Les clichés de Cartier Bresson sont typiques de compositions très élaborées. Où tout est à sa place.
Pierre et Gilles utilisent la photo, mais pas que.

Il y a une croyance répandue selon laquelle la photographie est un reflet fidèle de la réalité. Évidemment, l’appareil photo reproduit ce que l’on voit. Les images semblent ainsi offrir une vision objective du monde, ce qui renforce l’idée qu’elles sont le vecteur d’une vérité absolue. Cette perception est omniprésente, de la presse aux réseaux sociaux, où la photo est vue comme le témoin impartial de l’événement. Même depuis l’avènement de l‘Intelligence artificielle, cette opinion continue.

Cependant, la réalité derrière chaque photo est le résultat d’une série de choix subjectifs : le placement, le moment de déclenchement, les éléments à inclure ou à exclure du cadre, l’utilisation de la lumière, et l’angle de vue. Même les photographes qui s’efforcent de capturer la réalité de manière neutre sont confrontés à ces décisions. Ces choix, aussi minimes soient-ils, introduisent une dimension interprétative qui rend chaque cliché unique.

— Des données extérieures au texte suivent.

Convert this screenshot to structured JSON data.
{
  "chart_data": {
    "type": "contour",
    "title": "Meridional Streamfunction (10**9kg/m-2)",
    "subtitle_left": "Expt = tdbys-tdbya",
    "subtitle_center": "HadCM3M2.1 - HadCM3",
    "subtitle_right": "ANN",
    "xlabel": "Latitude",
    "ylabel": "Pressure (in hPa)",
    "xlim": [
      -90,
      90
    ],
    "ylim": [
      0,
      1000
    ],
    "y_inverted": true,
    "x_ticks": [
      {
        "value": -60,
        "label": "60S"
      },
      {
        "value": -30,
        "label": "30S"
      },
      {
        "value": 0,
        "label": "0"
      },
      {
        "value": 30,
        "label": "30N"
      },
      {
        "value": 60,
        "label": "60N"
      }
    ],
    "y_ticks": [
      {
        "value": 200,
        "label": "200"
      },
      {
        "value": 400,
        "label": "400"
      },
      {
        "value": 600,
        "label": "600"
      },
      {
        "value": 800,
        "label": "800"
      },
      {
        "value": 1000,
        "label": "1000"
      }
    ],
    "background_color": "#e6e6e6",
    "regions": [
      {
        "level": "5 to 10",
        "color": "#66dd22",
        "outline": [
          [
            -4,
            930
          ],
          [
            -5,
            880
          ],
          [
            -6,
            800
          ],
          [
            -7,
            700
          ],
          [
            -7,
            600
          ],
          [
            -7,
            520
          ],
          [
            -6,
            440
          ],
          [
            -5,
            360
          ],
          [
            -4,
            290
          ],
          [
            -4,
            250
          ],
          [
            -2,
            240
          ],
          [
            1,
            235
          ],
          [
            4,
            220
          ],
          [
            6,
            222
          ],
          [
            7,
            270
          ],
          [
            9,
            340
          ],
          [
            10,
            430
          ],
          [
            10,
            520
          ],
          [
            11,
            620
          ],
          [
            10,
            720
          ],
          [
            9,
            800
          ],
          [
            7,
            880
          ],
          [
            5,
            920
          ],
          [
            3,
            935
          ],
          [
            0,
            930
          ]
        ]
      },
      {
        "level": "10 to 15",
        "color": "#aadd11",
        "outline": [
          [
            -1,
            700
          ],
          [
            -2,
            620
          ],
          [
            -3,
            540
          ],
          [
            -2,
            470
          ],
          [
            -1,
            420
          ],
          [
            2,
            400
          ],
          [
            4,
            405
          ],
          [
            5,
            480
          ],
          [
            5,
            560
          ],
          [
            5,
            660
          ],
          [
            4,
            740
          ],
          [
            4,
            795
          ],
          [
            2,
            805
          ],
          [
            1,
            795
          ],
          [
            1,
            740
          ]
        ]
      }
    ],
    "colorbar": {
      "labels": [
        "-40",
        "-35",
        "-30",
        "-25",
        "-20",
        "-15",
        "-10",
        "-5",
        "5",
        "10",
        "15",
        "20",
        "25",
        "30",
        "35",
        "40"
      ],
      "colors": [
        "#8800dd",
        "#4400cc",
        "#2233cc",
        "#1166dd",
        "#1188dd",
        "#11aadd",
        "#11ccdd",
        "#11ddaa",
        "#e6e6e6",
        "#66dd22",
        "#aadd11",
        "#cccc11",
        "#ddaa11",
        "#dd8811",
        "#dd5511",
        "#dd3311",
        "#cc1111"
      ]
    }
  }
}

En plus de ces choix, l’outil que nous utilisons ajoute à cette subjectivité, l’appareil photo ne voit pas comme nous. Avez-vous déjà pensé à cela ? :

  • La plupart des appareils photo offrent la possibilité de changer de focale. On peut zoomer pour mieux voir un détail, mais aussi utiliser un très grand-angle pour obtenir un champ de vision élargi. En modulant la focale de l’appareil, la perspective est bouleversée. Cette modularité est inaccessible à la vision humaine – il est communément admis que si l’on devait faire une équivalence, notre vision « utile » correspondrait à une focale fixe d’à peu près 35 mm.
Lorsque j’observe ma fille en train de dessiner, je ne la vois pas de cette manière. C’est en utilisant un objectif avec une grande ouverture de diaphragme que je peux créer ce type de visuel avec une faible profondeur de champ.
50 mm, f/2,5, 1/1 000 s, 100 ISO

  • En photographie, nous pouvons assez facilement jouer avec la profondeur de champ. La première solution consiste à ouvrir le diaphragme de l’objectif : davantage de lumière atteindra le capteur, et le champ de netteté sera réduit. C’est une façon d’obtenir de beaux flous d’arrière-plan, souvent recherchés pour le portrait, par exemple. L’utilisation d’une focale longue accentue aussi cette sensation de flou : c’est ce que l’on appelle la compression des plans. Il est ainsi possible d’obtenir un arrière-plan tellement dilué qu’on n’identifie plus aucun détail. L’œil humain a, lui, tendance à avoir un maximum de netteté sur tout le champ visuel ; même si nous plaçons un objet tout près de nos yeux, nous percevons l’arrière-plan (il est moins net, mais nous le percevons).
  • Les capteurs numériques les plus performants voient mieux dans l’obscurité : pouvoir augmenter le paramètre de la sensibilité (ISO) permet de restituer des détails parfois invisibles à notre regard.
  • En situation de contre-jour, c’est l’inverse : il y aura très peu de nuances entre les hautes lumières (les blancs) et les tons sombres (les noirs). Il est donc assez délicat, même en travaillant avec un logiciel approprié, de retranscrire des détails dans les ombres. La dynamique de nos yeux est extraordinaire en situation de contre-jour : même face à une source de lumière importante comme le soleil, nous sommes capables de voir les détails dans les tons les plus sombres.
À contre-jour, nos yeux ont la faculté de voir beaucoup plus de détails que les appareils photo classiques. Mais nous pouvons utiliser les ombres pour créer des images intéressantes ; ici, j’ai choisi de mettre en valeur celles des arbres, qui s’étirent au coucher du soleil.
35 mm, f/8, 1/1 000 s, 200 ISO
  • Enfin, l’appareil peut enregistrer une photographie sur un laps de temps relativement long (en pose longue, plusieurs secondes, minutes ou même heures). Notre œil, qui bien sûr voit en temps réel, en est incapable.
Cette photo a été prise à l’aide d’un filtre neutre pour atténuer la lumière arrivant jusqu’au capteur et réaliser une pose longue. Les traits blancs au premier plan sont le reflet du soleil dans l’eau, ils sont produits par le mouvement de l’eau (la pose de 8  secondes permet à l’appareil de tout enregistrer).
24 mm, f/11, 8 s, 50 ISO

Loin d’être un simple miroir du monde, l’appareil photo est un outil puissant qui modèle notre vision de la réalité, chargé de choix artistiques et techniques qui peut transformer chaque cliché en une œuvre unique.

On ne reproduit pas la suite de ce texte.